The real brilliance of the 3300 didn’t begin to show for the next four years of marital bliss. That is, married to my phonital bliss. I used that thing for casual conversations with chicks, casual texting with chicks, casual everything with chicks. How to put this–my phone was like the ultimate interface for all of my chickly needs. To this day, the only thing that gets me in more close contact with more women is the design of my phone. Specifically, how very classic it is makes all the girls go WHAT? If ever a woman has been within a five foot radius of my heart in the last five years, it’s because of the delicious anachronism that is my phone.

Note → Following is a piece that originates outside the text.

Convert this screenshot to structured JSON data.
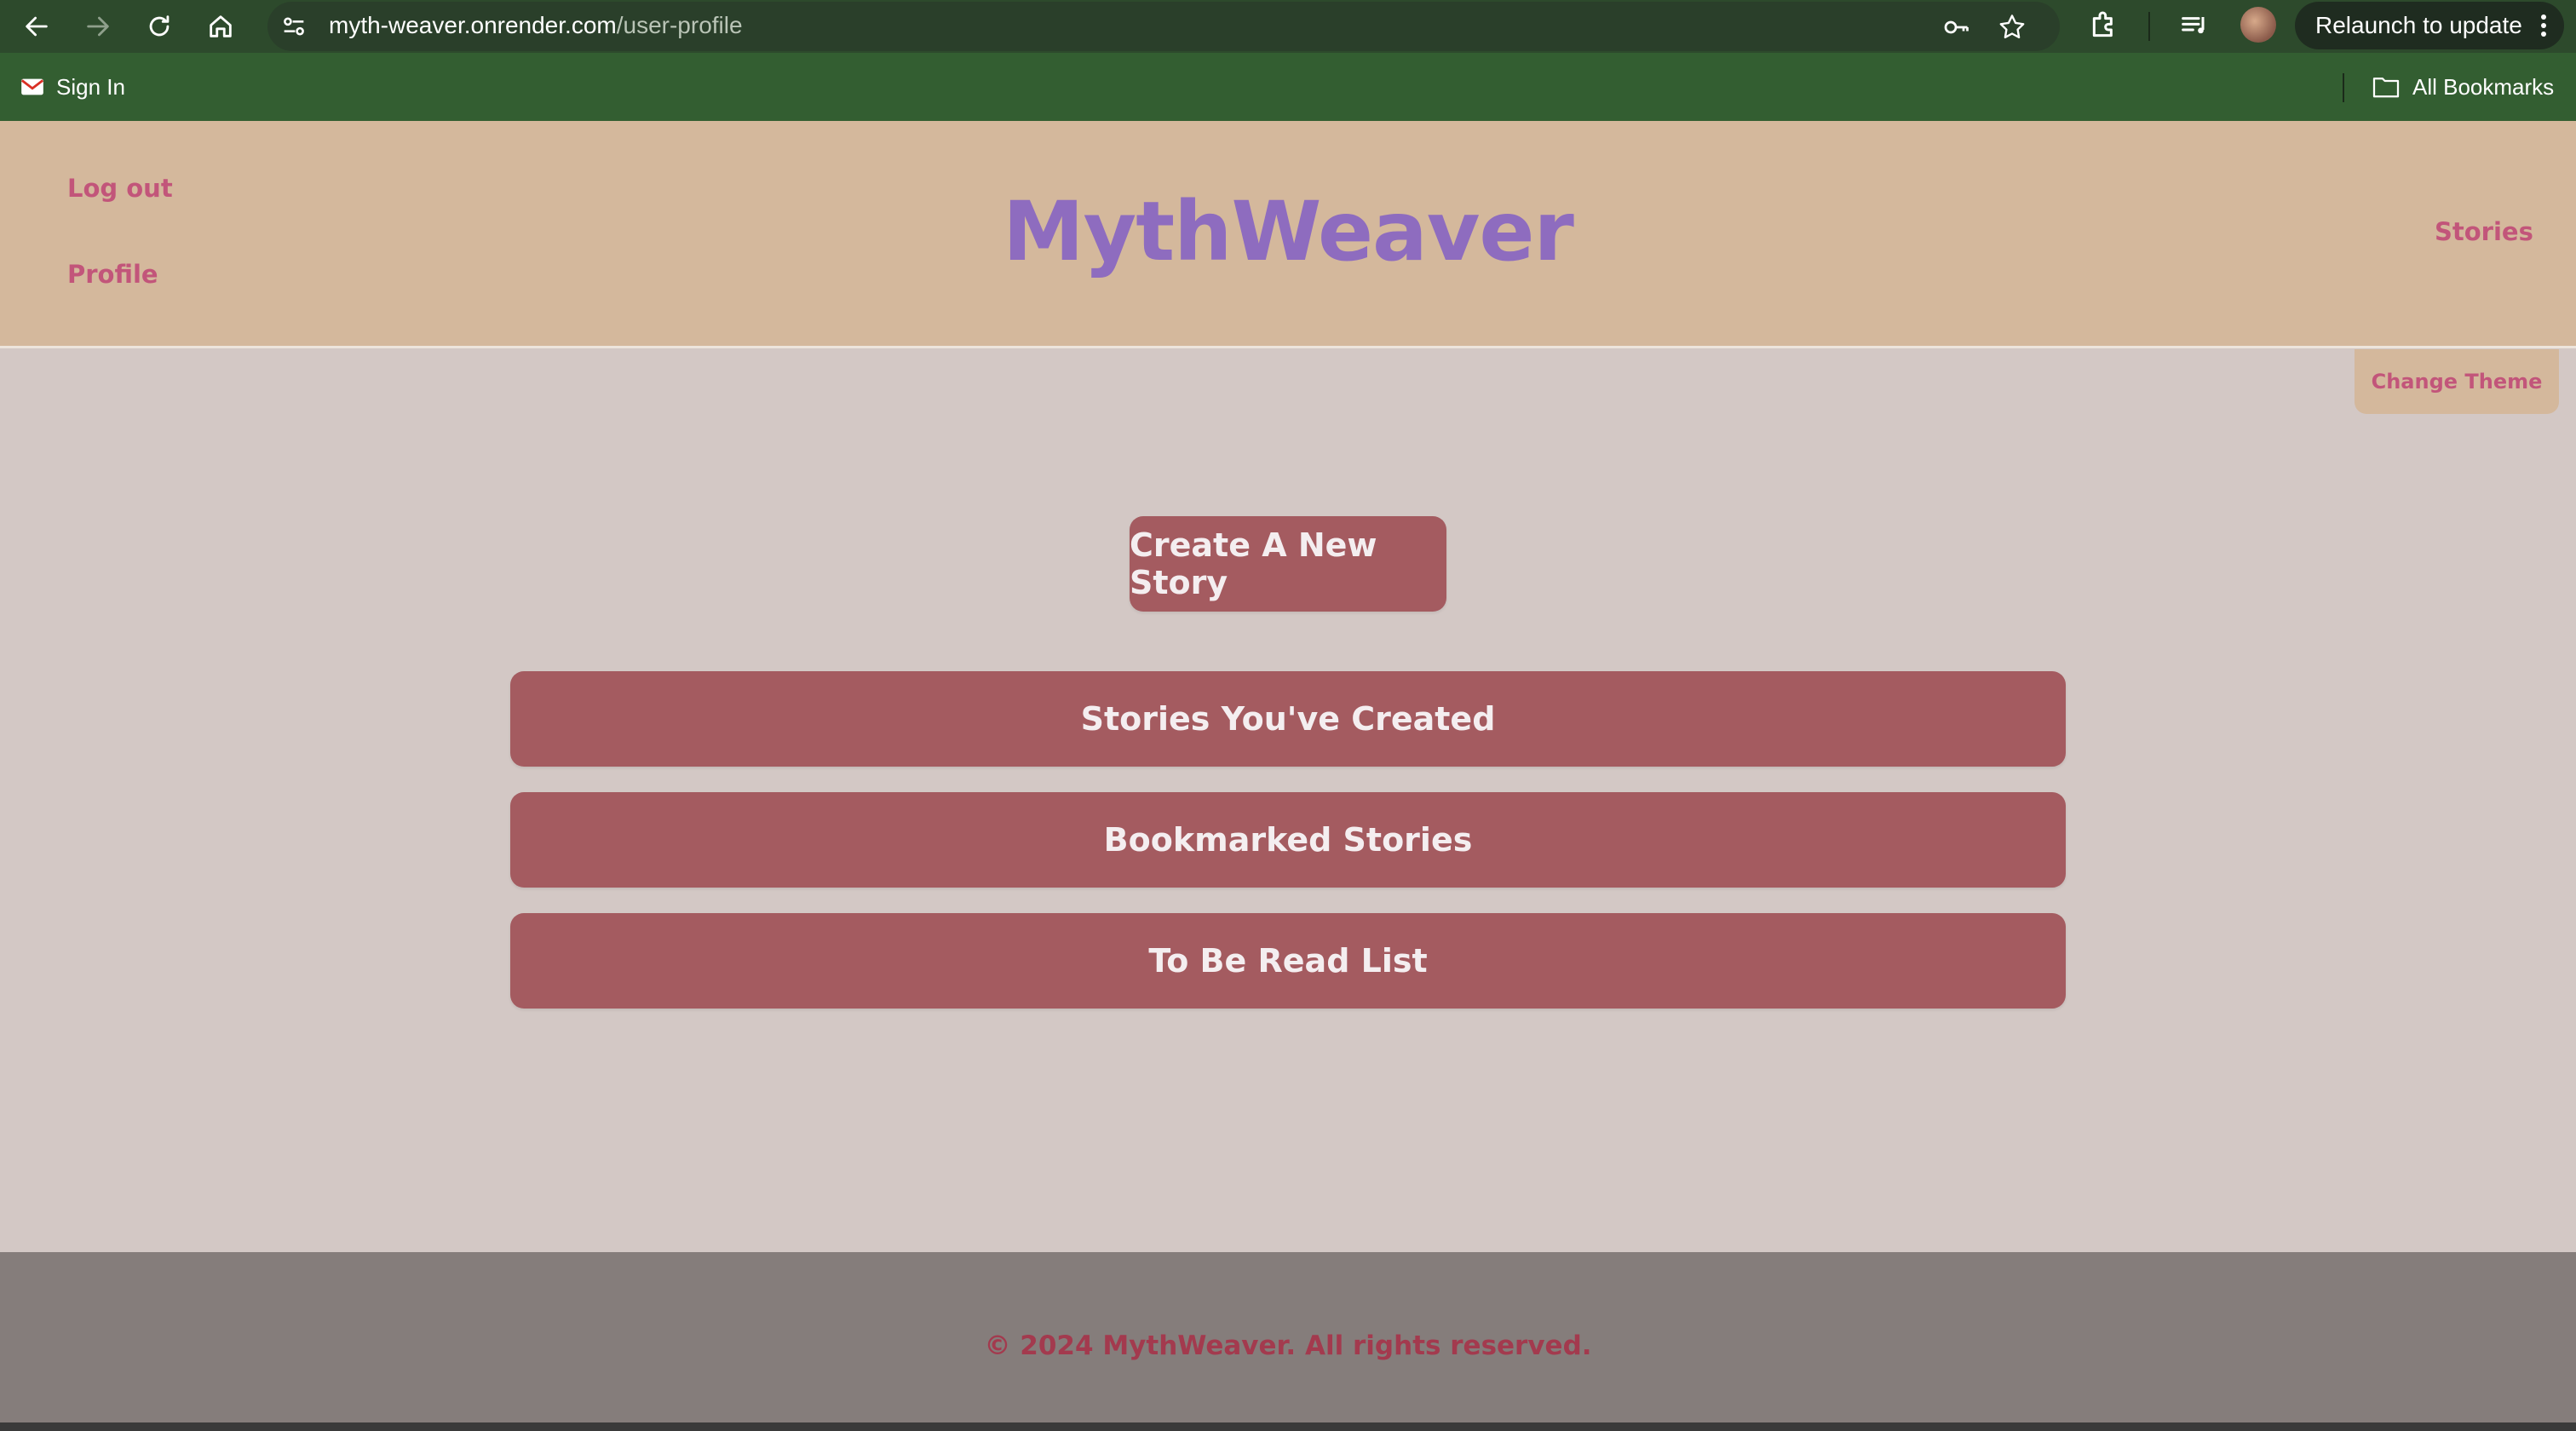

My phone is pretty crap compared to the other phones I’ve seen about and around in this day and age. I check up on the iPhones, the iPhone superiors and whatever crap everyone else is putting out these days. I gotta say, my phone doesn’t have a camera. Have I ever missed having a camera? Sure. I would totally love to have a camera. Granted, I’d also love to have a camcorder, and I’d like for both of those to be somewhat higher quality than the kind you get included in a palm sized package that also makes phone calls. Would I like a better mp3 player? Sure. Would I like more sophisticated games? Why not. Better web browsing? Yes. But hey, you know what else I want? A phone that I can rely on to work when I need it. And a phone that will do what I rely on it to do when I rely on it to do so. And in terms of phones and phone quality, by that measure, the Nokia 3300 is the best phone that’s ever been owned by any human being on Earth.

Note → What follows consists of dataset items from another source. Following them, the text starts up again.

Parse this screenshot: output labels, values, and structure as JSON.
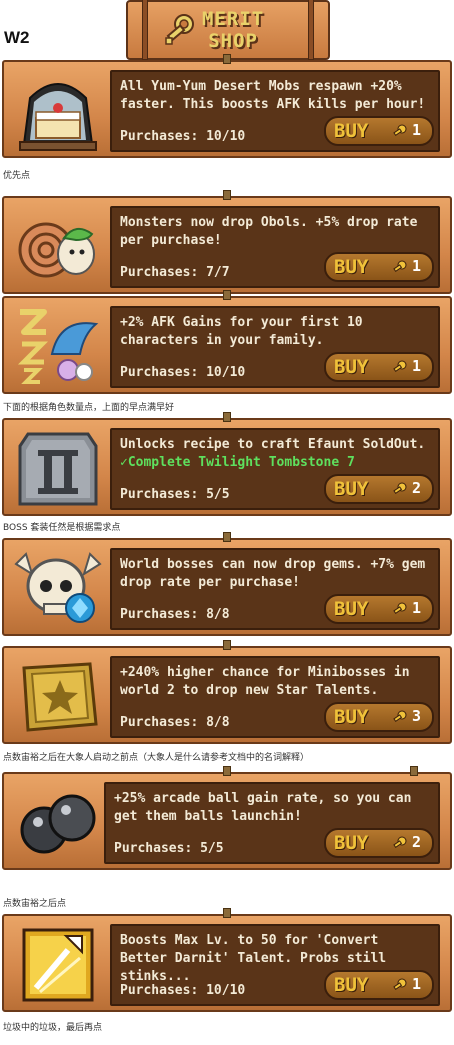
{
  "header": {
    "page_label": "W2",
    "sign_title": "MERIT\nSHOP"
  },
  "buy_label": "BUY",
  "items": [
    {
      "desc": "All Yum-Yum Desert Mobs respawn +20% faster. This boosts AFK kills per hour!",
      "requirement": "",
      "purchases": "Purchases: 10/10",
      "cost": "1",
      "icon": "cake-jar-icon"
    },
    {
      "desc": "Monsters now drop Obols. +5% drop rate per purchase!",
      "requirement": "",
      "purchases": "Purchases: 7/7",
      "cost": "1",
      "icon": "snail-obol-icon"
    },
    {
      "desc": "+2% AFK Gains for your first 10 characters in your family.",
      "requirement": "",
      "purchases": "Purchases: 10/10",
      "cost": "1",
      "icon": "sleep-z-icon"
    },
    {
      "desc": "Unlocks recipe to craft Efaunt SoldOut.",
      "requirement": "Complete Twilight Tombstone 7",
      "purchases": "Purchases: 5/5",
      "cost": "2",
      "icon": "stone-tablet-icon"
    },
    {
      "desc": "World bosses can now drop gems. +7% gem drop rate per purchase!",
      "requirement": "",
      "purchases": "Purchases: 8/8",
      "cost": "1",
      "icon": "skull-gem-icon"
    },
    {
      "desc": "+240% higher chance for Minibosses in world 2 to drop new Star Talents.",
      "requirement": "",
      "purchases": "Purchases: 8/8",
      "cost": "3",
      "icon": "star-book-icon"
    },
    {
      "desc": "+25% arcade ball gain rate, so you can get them balls launchin!",
      "requirement": "",
      "purchases": "Purchases: 5/5",
      "cost": "2",
      "icon": "arcade-balls-icon"
    },
    {
      "desc": "Boosts Max Lv. to 50 for 'Convert Better Darnit' Talent. Probs still stinks...",
      "requirement": "",
      "purchases": "Purchases: 10/10",
      "cost": "1",
      "icon": "talent-arrow-icon"
    }
  ],
  "notes": [
    "优先点",
    "下面的根据角色数量点，上面的早点满早好",
    "BOSS 套装任然是根据需求点",
    "点数宙裕之后在大象人启动之前点（大象人是什么请参考文档中的名词解释）",
    "点数宙裕之后点",
    "垃圾中的垃圾，最后再点"
  ],
  "colors": {
    "wood": "#d3864a",
    "panel": "#5a3418",
    "text": "#f3ead6",
    "buy_text": "#f0c23a",
    "req_green": "#5ee05e"
  }
}
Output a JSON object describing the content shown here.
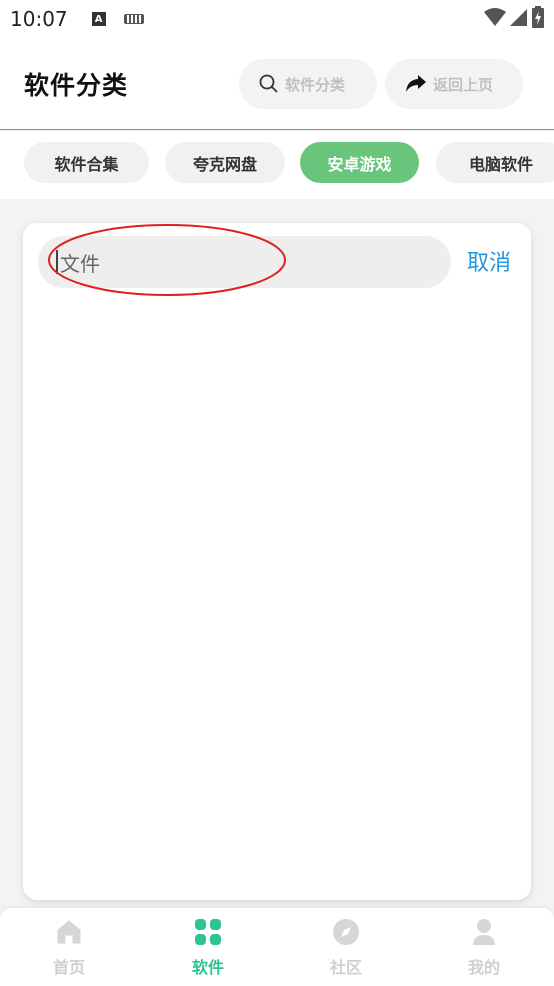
{
  "status_bar": {
    "time": "10:07",
    "icons": [
      "a-notification-icon",
      "keyboard-icon",
      "wifi-icon",
      "signal-icon",
      "battery-icon"
    ]
  },
  "header": {
    "title": "软件分类",
    "search_label": "软件分类",
    "back_label": "返回上页"
  },
  "tabs": [
    {
      "label": "软件合集",
      "active": false
    },
    {
      "label": "夸克网盘",
      "active": false
    },
    {
      "label": "安卓游戏",
      "active": true
    },
    {
      "label": "电脑软件",
      "active": false
    }
  ],
  "search": {
    "value": "文件",
    "cancel_label": "取消"
  },
  "bottom_nav": [
    {
      "label": "首页",
      "icon": "home-icon",
      "active": false
    },
    {
      "label": "软件",
      "icon": "apps-grid-icon",
      "active": true
    },
    {
      "label": "社区",
      "icon": "compass-icon",
      "active": false
    },
    {
      "label": "我的",
      "icon": "user-icon",
      "active": false
    }
  ],
  "colors": {
    "accent_green": "#6ac57c",
    "nav_active": "#2ec48e",
    "link_blue": "#2196d8",
    "annotation_red": "#e02020"
  }
}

But the reason I’m writing this love letter to my good old Nokia 3300 is because it’s finally beginning to show its age. My phone has been around longer than some children I’m acquainted with. Whenever I see people on Facebook post pictures of their oldest friend, or the person who’s gotten them through the most, or the person who is the most important person in their life–all I want to do is do the 30 Day Photo Challenge just to put down my phone for all three of those. My phone’s been around for seven years and it’s either time for a new battery or a new phone. And while going phone shopping is an idea that scares me worse than Jason Voorhees on my tail, machete at the ready, maybe it’s just time to move on. All in all, I just want to say this.

Thank you, Nokia. Seven years ago, you made an entirely unremarkable phone that doesn’t even have its own Wikipedia page. It’s often confused for an N-Gage, a handheld game console or just something I keep around for texting. This entirely unremarkable model of phone has been featured in my pockets and at least one music video by Chingy. You remember Chingy? Nobody remembers Chingy. But people do remember my Nokia 3300. If there were a way to keep a phone beyond its entire lifespan, if there were a way to keep my phone around past its dying battery and screwy screen, I would.

So please, Nokia, please–can we work together to keep my phone alive? I am looking at other phones today, tomorrow, every day–but if there were a way to keep this phone, or bring back this model or bring back this shape and keyboard layout, I wouldn’t care if it involved watching Deuce Bigalow: Eurpoean Gigolo. I would do it. Because my Nokia 3300 is my favourite possession ever. Thank you, Nokia. Thank you.